Tuesday 13 October 2009

A better way to hide .htaccess, WEB-INF

If you use Apache as your web server of choice, you may wish to have files or directories that Apache pretends are not there. For me, this is because I like to have Apache proxy a servlet container backend, but I'm too lazy to separate out the files, and so I just point Apache and the servlet container at the same directory and tell Apache to pass on the relevant requests to the servlet container (e.g. JSPs, servlets, etc.). The only problem is, that common directory will tend to contain things like the WEB-INF directory and its subdirectories, which I kind of don't want Apache to serve up to the public!

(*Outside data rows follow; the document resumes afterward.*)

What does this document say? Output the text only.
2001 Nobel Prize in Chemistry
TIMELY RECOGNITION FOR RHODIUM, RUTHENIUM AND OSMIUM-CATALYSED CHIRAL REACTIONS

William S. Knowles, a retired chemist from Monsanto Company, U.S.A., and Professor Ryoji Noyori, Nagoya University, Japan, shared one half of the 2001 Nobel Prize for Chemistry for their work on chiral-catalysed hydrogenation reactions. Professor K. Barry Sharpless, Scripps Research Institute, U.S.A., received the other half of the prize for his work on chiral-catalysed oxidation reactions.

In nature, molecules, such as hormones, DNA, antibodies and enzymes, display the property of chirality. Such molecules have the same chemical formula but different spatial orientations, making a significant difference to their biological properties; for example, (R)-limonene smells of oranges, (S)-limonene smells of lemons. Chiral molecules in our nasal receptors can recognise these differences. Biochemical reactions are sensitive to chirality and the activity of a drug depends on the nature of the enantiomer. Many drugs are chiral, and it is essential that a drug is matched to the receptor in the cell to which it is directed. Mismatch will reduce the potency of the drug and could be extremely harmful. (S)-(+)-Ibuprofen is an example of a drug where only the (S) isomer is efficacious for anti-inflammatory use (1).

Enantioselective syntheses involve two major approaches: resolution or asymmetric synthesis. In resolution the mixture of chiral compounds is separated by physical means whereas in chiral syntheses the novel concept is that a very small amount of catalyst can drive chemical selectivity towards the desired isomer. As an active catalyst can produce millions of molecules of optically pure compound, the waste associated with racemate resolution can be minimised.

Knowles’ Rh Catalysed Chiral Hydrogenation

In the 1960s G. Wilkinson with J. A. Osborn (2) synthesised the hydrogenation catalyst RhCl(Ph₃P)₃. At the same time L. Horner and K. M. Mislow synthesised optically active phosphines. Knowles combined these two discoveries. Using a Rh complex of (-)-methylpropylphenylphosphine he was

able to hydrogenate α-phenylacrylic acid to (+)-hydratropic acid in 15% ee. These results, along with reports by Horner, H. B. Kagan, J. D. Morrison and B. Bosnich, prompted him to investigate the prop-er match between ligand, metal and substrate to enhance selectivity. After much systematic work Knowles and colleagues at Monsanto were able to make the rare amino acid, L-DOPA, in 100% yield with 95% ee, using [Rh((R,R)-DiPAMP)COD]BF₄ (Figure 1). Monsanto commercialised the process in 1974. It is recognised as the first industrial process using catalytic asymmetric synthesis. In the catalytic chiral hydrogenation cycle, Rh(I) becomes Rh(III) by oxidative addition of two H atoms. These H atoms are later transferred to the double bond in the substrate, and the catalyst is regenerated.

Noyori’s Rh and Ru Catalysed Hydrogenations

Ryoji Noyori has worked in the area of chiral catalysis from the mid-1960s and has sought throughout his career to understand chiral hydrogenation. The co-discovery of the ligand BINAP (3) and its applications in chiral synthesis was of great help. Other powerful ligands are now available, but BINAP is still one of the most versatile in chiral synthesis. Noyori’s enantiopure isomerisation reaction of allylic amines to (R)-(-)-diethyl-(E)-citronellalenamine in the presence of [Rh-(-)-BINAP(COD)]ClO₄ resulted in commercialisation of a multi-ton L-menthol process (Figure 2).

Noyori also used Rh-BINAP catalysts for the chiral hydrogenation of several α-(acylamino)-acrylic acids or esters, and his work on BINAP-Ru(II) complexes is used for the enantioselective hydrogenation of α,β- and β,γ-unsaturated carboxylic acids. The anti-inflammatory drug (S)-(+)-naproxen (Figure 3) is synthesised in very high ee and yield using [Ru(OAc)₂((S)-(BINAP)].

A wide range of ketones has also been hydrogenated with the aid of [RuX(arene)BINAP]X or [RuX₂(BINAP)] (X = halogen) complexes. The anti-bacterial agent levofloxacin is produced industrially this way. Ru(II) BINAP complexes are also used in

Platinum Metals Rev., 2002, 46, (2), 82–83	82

If you use .htaccess files, you'll have the same sort of situation.

The usual answer is to simply deny access to the file or directory in question, as in this default rule from the Apache2 config:

<Files ~ "^\.ht">
Order allow,deny
Deny from all
</Files>
That sends a 403 (Forbidden) reply when someone tries to access .htaccess. And the same sort of thing can be applied for WEB-INF using the DirectoryMatch directive:
<DirectoryMatch "(^|/)WEB-INF($|/)">
Deny from all
</DirectoryMatch>
And that's great, but I'm a bit paranoid -- why does the outside world need to know that the thing is there at all? I'd much rather it sent a 404. And huzzah, mod_rewrite to the rescue!
<DirectoryMatch "(^|/)WEB-INF($|/)">
RewriteEngine on
RewriteRule .* - [L,R=404]
</DirectoryMatch>
Since the RewriteRule is already inside the DirectoryMatch that will only match what we want, its own regex can just match everything. The L flag says this is the last rule, but the R flag is the magic: It forces a redirect, and if you use the R=xyz form, it redirects with the given code; in this case, a 404. This does the right thing even if you have a custom error document (and you have custom error documents, right?).

Voilà! As far as the outside world is concerned, there just isn't a WEB-INF directory there at all.

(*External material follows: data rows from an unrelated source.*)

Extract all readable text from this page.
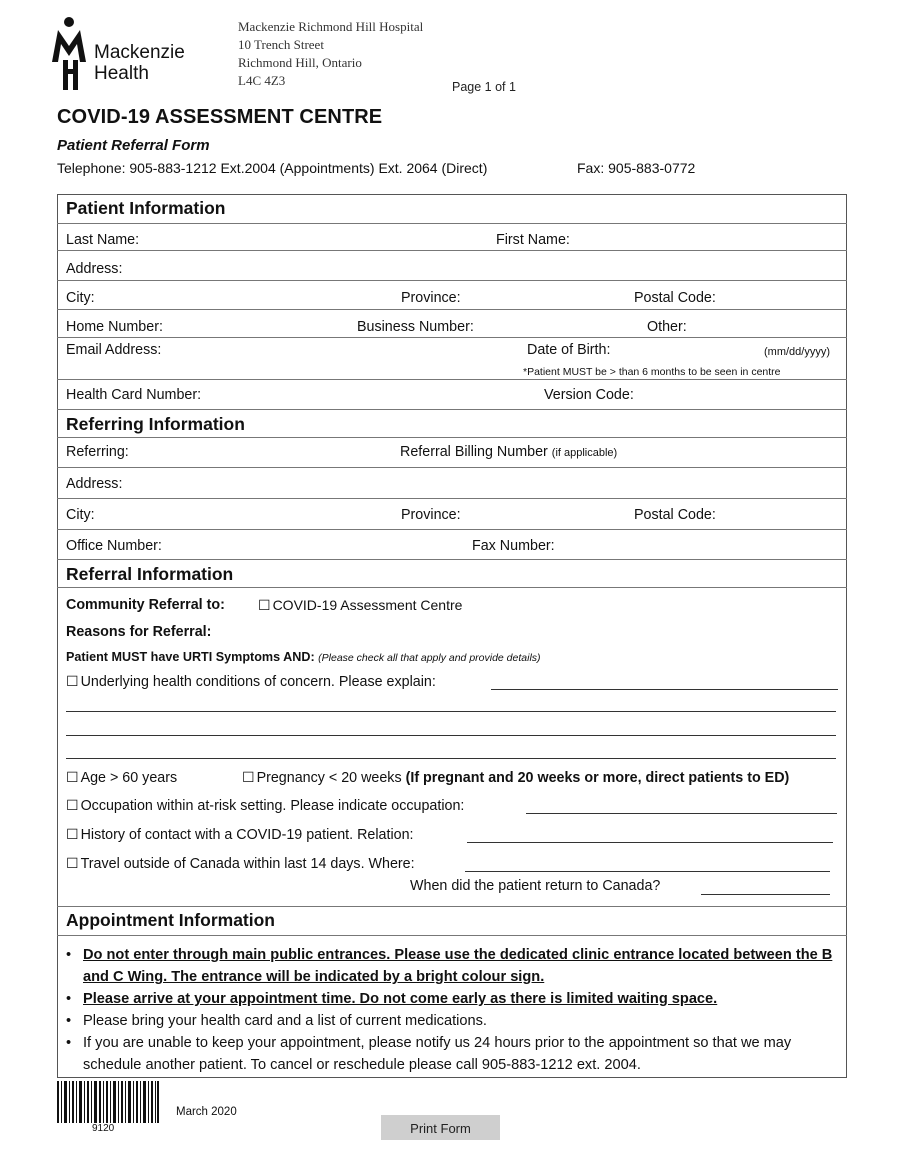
Mackenzie
Health
Mackenzie Richmond Hill Hospital
10 Trench Street
Richmond Hill, Ontario
L4C 4Z3	Page 1 of 1
COVID-19 ASSESSMENT CENTRE
Patient Referral Form
Telephone: 905-883-1212 Ext.2004 (Appointments) Ext. 2064 (Direct)	Fax: 905-883-0772
Patient Information
Last Name:	First Name:
Address:
City:	Province:	Postal Code:
Home Number:	Business Number:	Other:
Email Address:	Date of Birth:	(mm/dd/yyyy)
*Patient MUST be > than 6 months to be seen in centre
Health Card Number:	Version Code:
Referring Information
Referring:	Referral Billing Number (if applicable)
Address:
City:	Province:	Postal Code:
Office Number:	Fax Number:
Referral Information
Community Referral to: ☐ COVID-19 Assessment Centre
Reasons for Referral:
Patient MUST have URTI Symptoms AND: (Please check all that apply and provide details)
☐ Underlying health conditions of concern. Please explain:
☐ Age > 60 years	☐ Pregnancy < 20 weeks (If pregnant and 20 weeks or more, direct patients to ED)
☐ Occupation within at-risk setting. Please indicate occupation:
☐ History of contact with a COVID-19 patient. Relation:
☐ Travel outside of Canada within last 14 days. Where:
When did the patient return to Canada?
Appointment Information
• Do not enter through main public entrances. Please use the dedicated clinic entrance located between the B and C Wing. The entrance will be indicated by a bright colour sign.
• Please arrive at your appointment time. Do not come early as there is limited waiting space.
• Please bring your health card and a list of current medications.
• If you are unable to keep your appointment, please notify us 24 hours prior to the appointment so that we may schedule another patient. To cancel or reschedule please call 905-883-1212 ext. 2004.
9120
March 2020
Print Form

If you like, you can have a general rule that works whether mod_rewrite is loaded or not:
<DirectoryMatch "(^|/)WEB-INF($|/)">
<IfModule mod_rewrite.c>
RewriteEngine on
RewriteRule .* - [L,R=404]
</IfModule>
<IfModule !mod_rewrite.c>
Deny from all
</IfModule>
</DirectoryMatch>
This will do a 404 if mod_rewrite is loaded, but fall back to a 403 of not.

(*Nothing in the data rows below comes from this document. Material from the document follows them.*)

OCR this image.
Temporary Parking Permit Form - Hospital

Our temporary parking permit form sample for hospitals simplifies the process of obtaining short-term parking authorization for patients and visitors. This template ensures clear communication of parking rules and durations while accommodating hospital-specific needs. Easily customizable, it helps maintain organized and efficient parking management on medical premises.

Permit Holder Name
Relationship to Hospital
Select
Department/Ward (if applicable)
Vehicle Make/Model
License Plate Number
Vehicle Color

Final note: If you're letting Apache generate directory listings for you by not including a directory file, the above won't hide the WEB-INF diretory (or whatever you're hiding) in those listings. It's easy enough to do it, though: Inside the relevant directive for the directory being listed, just use IndexIgnore to tell the mod_autoindex module to ignore it:
IndexIgnore WEB-INF
In my case, since I want WEB-INF to be hidden everywhere, I can just include it inside my main Directory directive. I never let Apache generate listings for me anyway, but it's nice to have a backstop if I blow away my index file.